Patch "bpf: fix double-fdput in replace_map_fd_with_map_ptr()" has been added to the 4.4-stable tree

[<gregkh@linuxfoundation.org>]

This is a note to let you know that I've just added the patch titled

    bpf: fix double-fdput in replace_map_fd_with_map_ptr()

to the 4.4-stable tree which can be found at:
    http://www.kernel.org/git/?p=linux/kernel/git/stable/stable-queue.git;a=summary

The filename of the patch is:
     bpf-fix-double-fdput-in-replace_map_fd_with_map_ptr.patch
and it can be found in the queue-4.4 subdirectory.

If you, or anyone else, feels it should not be added to the stable tree,
please let <stable@vger.kernel.org> know about it.
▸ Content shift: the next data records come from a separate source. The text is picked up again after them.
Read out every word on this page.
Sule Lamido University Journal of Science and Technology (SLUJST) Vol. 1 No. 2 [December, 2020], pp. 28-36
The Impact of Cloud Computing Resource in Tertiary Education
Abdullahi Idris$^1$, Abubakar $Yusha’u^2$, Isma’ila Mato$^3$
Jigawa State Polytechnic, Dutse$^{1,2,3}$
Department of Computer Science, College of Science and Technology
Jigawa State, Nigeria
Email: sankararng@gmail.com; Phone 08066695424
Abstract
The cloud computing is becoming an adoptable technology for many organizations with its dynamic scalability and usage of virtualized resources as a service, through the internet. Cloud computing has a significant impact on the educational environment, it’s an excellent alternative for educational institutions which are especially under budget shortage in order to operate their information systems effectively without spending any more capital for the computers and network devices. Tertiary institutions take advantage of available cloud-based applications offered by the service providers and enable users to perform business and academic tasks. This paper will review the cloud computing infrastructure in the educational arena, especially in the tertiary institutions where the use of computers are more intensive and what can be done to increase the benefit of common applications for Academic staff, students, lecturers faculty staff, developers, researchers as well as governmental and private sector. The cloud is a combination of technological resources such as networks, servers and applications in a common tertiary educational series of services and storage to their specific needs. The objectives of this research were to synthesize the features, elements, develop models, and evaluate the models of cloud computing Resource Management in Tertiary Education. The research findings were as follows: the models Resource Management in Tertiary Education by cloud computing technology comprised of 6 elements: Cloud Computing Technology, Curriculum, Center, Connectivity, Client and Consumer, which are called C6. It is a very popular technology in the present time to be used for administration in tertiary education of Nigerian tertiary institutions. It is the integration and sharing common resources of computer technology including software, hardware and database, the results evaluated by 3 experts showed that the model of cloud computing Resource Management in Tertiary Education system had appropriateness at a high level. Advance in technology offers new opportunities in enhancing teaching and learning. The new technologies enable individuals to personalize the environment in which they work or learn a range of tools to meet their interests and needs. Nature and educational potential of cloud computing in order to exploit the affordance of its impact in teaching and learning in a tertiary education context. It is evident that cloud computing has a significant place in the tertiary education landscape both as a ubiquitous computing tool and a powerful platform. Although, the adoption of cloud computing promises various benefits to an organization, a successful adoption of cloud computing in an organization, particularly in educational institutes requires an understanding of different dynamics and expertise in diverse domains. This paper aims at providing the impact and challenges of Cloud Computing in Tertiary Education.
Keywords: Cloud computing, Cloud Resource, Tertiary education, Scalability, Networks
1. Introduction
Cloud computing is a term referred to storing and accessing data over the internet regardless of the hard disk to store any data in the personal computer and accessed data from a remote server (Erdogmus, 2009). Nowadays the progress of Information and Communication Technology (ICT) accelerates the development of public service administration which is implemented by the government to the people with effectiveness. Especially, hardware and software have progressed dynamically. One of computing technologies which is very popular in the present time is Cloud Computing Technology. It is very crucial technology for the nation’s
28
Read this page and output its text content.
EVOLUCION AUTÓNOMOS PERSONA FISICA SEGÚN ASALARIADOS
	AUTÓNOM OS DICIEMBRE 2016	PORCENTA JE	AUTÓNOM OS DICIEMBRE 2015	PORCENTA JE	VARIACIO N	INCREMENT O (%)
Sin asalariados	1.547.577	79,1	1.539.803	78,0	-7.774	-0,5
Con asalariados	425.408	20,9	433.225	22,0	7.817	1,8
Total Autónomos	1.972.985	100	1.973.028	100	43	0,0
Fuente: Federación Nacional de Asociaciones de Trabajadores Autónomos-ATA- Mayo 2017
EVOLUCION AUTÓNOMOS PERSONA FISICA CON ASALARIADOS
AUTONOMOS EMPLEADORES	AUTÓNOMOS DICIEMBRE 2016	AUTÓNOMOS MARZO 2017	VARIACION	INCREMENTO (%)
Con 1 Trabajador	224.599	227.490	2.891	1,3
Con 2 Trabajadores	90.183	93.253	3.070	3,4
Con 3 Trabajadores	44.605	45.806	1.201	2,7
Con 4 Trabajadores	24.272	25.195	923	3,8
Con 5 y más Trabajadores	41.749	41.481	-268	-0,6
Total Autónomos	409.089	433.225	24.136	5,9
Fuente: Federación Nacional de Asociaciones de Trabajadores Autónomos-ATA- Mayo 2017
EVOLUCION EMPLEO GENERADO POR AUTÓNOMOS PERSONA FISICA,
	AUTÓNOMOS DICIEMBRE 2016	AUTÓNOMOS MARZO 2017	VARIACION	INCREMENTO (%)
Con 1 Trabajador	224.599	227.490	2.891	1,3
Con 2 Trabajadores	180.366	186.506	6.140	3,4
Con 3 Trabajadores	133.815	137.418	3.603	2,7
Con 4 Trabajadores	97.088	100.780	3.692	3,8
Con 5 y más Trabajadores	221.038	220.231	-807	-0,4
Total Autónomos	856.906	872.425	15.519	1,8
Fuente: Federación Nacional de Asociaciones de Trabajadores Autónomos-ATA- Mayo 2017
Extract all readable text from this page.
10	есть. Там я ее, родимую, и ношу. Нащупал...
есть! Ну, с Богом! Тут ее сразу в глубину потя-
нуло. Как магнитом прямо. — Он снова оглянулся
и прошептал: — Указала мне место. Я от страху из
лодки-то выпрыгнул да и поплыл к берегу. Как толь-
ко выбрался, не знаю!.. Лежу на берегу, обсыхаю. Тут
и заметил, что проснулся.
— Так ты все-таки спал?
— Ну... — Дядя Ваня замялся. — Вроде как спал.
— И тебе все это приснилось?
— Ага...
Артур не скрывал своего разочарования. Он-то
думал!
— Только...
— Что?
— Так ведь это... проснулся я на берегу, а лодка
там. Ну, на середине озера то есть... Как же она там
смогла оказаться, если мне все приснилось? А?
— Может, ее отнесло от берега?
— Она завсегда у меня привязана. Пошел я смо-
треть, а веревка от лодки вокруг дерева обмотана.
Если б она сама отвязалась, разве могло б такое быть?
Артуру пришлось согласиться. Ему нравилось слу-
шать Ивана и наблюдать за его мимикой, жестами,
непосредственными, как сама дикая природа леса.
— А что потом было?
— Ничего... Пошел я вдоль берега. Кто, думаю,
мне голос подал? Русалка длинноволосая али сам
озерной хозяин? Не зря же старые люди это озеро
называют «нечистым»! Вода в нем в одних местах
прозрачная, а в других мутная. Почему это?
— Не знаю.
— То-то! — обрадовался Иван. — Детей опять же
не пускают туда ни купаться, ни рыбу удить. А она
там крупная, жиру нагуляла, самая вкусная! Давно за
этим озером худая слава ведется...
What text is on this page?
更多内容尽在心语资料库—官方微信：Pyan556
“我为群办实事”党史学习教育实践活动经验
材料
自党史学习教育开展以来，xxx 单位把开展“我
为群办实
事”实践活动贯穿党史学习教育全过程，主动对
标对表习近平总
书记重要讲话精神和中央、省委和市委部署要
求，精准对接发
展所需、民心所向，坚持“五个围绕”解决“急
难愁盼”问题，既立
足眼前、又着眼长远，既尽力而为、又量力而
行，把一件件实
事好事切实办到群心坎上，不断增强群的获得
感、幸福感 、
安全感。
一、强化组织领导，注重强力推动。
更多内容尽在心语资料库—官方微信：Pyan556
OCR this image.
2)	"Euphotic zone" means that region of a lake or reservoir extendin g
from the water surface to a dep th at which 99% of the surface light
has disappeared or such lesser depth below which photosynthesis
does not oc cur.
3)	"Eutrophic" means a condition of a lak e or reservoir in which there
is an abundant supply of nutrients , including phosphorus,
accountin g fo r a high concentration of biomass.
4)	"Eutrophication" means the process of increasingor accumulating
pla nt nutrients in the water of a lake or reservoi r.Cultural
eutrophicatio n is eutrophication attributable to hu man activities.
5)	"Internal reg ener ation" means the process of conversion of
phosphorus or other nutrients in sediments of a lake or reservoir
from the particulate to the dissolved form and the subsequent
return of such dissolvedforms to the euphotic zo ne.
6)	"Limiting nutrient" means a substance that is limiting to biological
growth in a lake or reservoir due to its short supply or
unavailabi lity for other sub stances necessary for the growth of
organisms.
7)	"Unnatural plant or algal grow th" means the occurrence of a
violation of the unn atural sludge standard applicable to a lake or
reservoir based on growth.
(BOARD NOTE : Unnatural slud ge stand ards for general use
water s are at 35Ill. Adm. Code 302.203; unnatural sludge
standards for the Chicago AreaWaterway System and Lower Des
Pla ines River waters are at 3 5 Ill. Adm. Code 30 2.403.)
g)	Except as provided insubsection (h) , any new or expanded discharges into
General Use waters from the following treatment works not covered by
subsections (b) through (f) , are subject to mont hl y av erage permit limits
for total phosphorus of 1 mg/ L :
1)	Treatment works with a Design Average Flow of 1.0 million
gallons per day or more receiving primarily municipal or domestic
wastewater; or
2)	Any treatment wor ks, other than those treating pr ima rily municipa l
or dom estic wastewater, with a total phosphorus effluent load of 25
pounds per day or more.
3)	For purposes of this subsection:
>From foo@baz Mon May 16 11:21:32 PDT 2016
From: Jann Horn <jannh@google.com>
Date: Tue, 26 Apr 2016 22:26:26 +0200
Subject: bpf: fix double-fdput in replace_map_fd_with_map_ptr()

From: Jann Horn <jannh@google.com>

[ Upstream commit 8358b02bf67d3a5d8a825070e1aa73f25fb2e4c7 ]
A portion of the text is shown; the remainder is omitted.